Há, pois um denominador comum entre a depressão e a caridade: a vontade livre, que pode recusar ou aceitar uma ou outra. Se a pessoa recusa a caridade, isto é, recusa o serviço em favor do outro, ela, no mesmo ato, recusa o relacionamento com o outro – ela aceita o que é o conteúdo mesmo do conceito de depressão, “recusa do contato com o outro”.
Pelo fato de a alma poder afirmar a recusa do contato com o outro, quando a pessoa sente o insuportável desta situação, vai para o extremo oposto: enxerga no outro um meio eficiente para realizar o seu interesse. É o que se chama de “mania”: a pessoa, no íntimo, não tem interesse no contato com o outro mas precisa do outro para realizar seus objetivos. Uma pessoa assim consegue euforizar as pessoas e fazê-las se comportarem de maneira irresponsável; são capazes de fazerem as pessoas tomarem decisões que ofendem ao bom-senso; são capazes de fazê-las “brigar” pelo que, na verdade, as prejudica. Este tipo de característica é visível em criadores de seitas: conseguem tornar seus seguidores tão apaixonados por sua “liderança”, envolvê-los com o seu “carisma”, que só indivíduos realmente sinceros conseguem escapar desta espécie de dominação psíquica. Infelizmente nem sempre ocorre de a maioria dos seguidores perceberem isso a tempo de evitarem grandes males para suas vidas, tanto materiais quanto espirituais.
A caridade também tem a ver com vontade. Ela é uma graça de Deus e não resultado do esforço do homem, como é o caso das virtudes naturais. Porém, como toda graça de Deus, o homem é livre para recusá-la ou aceitá-la. De modo que o homem recusa ou aceita tanto a caridade quanto a depressão.
O hábito da prática da caridade é o antídoto por excelência contra o domínio da depressão.
Os Evangelhos descrevem com fartura condutas de Jesus que ilustram o que é caridade. Talvez por causa da suavidade com que Deus concede Suas graças, nem sempre fica visível à primeira vista quão excepcionais elas são. Um só exemplo por ora é suficiente para isto ficar claro. Recordemos o episódio quando João Batista enviou seus discípulos para Jesus para lhe perguntarem se Ele era o Messias ou se deviam aguardar a vinda de um outro. Ao invés de Jesus simplesmente dizer que era Ele o esperado, citou várias coisas que Ele e somente Ele ia fazendo: “os cegos vêem, os coxos andam, os leprosos ficam limpos, os surdos ouvem, os mortos ressuscitam, aos pobres é anunciado o Evangelho” (Luc. 7, 22).

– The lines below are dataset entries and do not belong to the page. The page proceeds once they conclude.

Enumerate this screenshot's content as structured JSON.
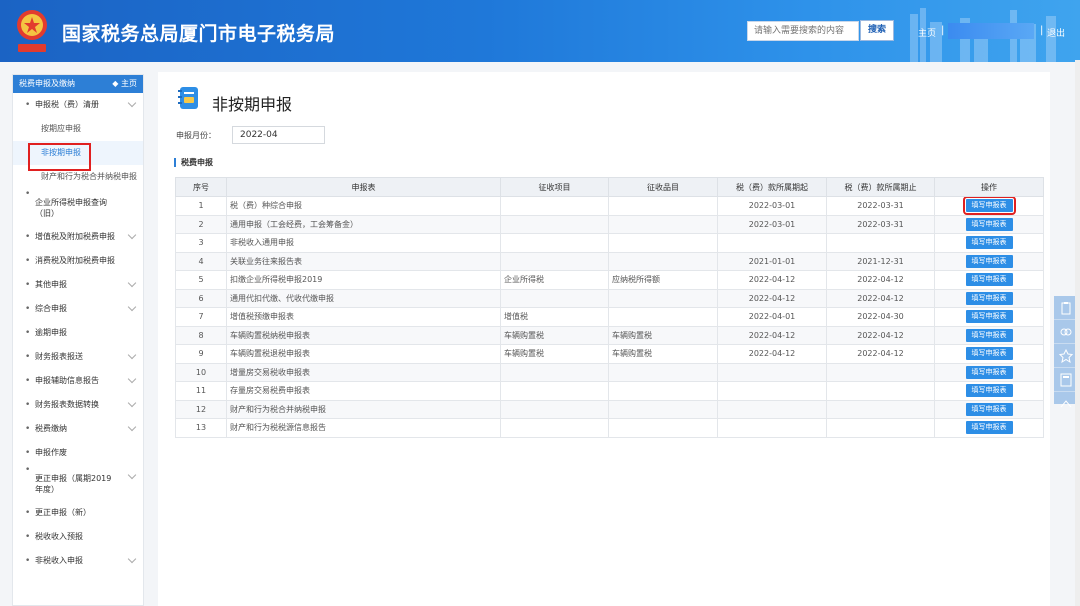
{
  "header": {
    "title": "国家税务总局厦门市电子税务局",
    "search_placeholder": "请输入需要搜索的内容",
    "search_btn": "搜索",
    "home": "主页",
    "sep": "|",
    "logout": "退出"
  },
  "sidebar": {
    "head": "税费申报及缴纳",
    "home": "主页",
    "items": [
      {
        "label": "申报税（费）清册",
        "type": "item",
        "chev": true
      },
      {
        "label": "按期应申报",
        "type": "sub"
      },
      {
        "label": "非按期申报",
        "type": "sub",
        "active": true
      },
      {
        "label": "财产和行为税合并纳税申报",
        "type": "sub"
      },
      {
        "label": "企业所得税申报查询（旧）",
        "type": "item2"
      },
      {
        "label": "增值税及附加税费申报",
        "type": "item",
        "chev": true
      },
      {
        "label": "消费税及附加税费申报",
        "type": "item"
      },
      {
        "label": "其他申报",
        "type": "item",
        "chev": true
      },
      {
        "label": "综合申报",
        "type": "item",
        "chev": true
      },
      {
        "label": "逾期申报",
        "type": "item"
      },
      {
        "label": "财务报表报送",
        "type": "item",
        "chev": true
      },
      {
        "label": "申报辅助信息报告",
        "type": "item",
        "chev": true
      },
      {
        "label": "财务报表数据转换",
        "type": "item",
        "chev": true
      },
      {
        "label": "税费缴纳",
        "type": "item",
        "chev": true
      },
      {
        "label": "申报作废",
        "type": "item"
      },
      {
        "label": "更正申报（属期2019年度）",
        "type": "item2",
        "chev": true
      },
      {
        "label": "更正申报（新）",
        "type": "item"
      },
      {
        "label": "税收收入预报",
        "type": "item"
      },
      {
        "label": "非税收入申报",
        "type": "item",
        "chev": true
      }
    ]
  },
  "main": {
    "title": "非按期申报",
    "month_label": "申报月份：",
    "month_value": "2022-04",
    "section": "税费申报",
    "columns": [
      "序号",
      "申报表",
      "征收项目",
      "征收品目",
      "税（费）款所属期起",
      "税（费）款所属期止",
      "操作"
    ],
    "rows": [
      [
        "1",
        "税（费）种综合申报",
        "",
        "",
        "2022-03-01",
        "2022-03-31"
      ],
      [
        "2",
        "通用申报（工会经费，工会筹备金）",
        "",
        "",
        "2022-03-01",
        "2022-03-31"
      ],
      [
        "3",
        "非税收入通用申报",
        "",
        "",
        "",
        ""
      ],
      [
        "4",
        "关联业务往来报告表",
        "",
        "",
        "2021-01-01",
        "2021-12-31"
      ],
      [
        "5",
        "扣缴企业所得税申报2019",
        "企业所得税",
        "应纳税所得额",
        "2022-04-12",
        "2022-04-12"
      ],
      [
        "6",
        "通用代扣代缴、代收代缴申报",
        "",
        "",
        "2022-04-12",
        "2022-04-12"
      ],
      [
        "7",
        "增值税预缴申报表",
        "增值税",
        "",
        "2022-04-01",
        "2022-04-30"
      ],
      [
        "8",
        "车辆购置税纳税申报表",
        "车辆购置税",
        "车辆购置税",
        "2022-04-12",
        "2022-04-12"
      ],
      [
        "9",
        "车辆购置税退税申报表",
        "车辆购置税",
        "车辆购置税",
        "2022-04-12",
        "2022-04-12"
      ],
      [
        "10",
        "增量房交易税收申报表",
        "",
        "",
        "",
        ""
      ],
      [
        "11",
        "存量房交易税费申报表",
        "",
        "",
        "",
        ""
      ],
      [
        "12",
        "财产和行为税合并纳税申报",
        "",
        "",
        "",
        ""
      ],
      [
        "13",
        "财产和行为税税源信息报告",
        "",
        "",
        "",
        ""
      ]
    ],
    "action_label": "填写申报表"
  },
  "colors": {
    "accent": "#2d7fd6",
    "highlight": "#e02020"
  }
}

À primeira vista parece que o último testemunho da messianidade de Jesus aos discípulos de João Batista, o anúncio do Evangelho aos pobres, é coisa banal. Mas não é. Para percebê-lo, é suficiente notar que se há uma frase capaz de resumir o ensinamento total dos Evangelhos é “Deus é amor” (I Jo 4, 8).
O nome “amor” presume, necessariamente, duas pessoas. É um nome que contém dentro de si a noção de “dois”: uma pessoa diante de outra, amando-a. Quando digo que “amo tal coisa”, estou usando uma figura de linguagem; estou enfatizando que meu interesse é “quase tão intenso” quanto é naturalmente intenso o sentimento que só posso sentir por outra pessoa. Porque o nome amor significa uma pessoa diante de outra, amando-a. Ora, quando o evangelista diz “Deus é amor”, afirma algo que ninguém até então, desde os mais sapientes mestres e doutores ousaram afirmar porque não lhes era possível sabê-lo.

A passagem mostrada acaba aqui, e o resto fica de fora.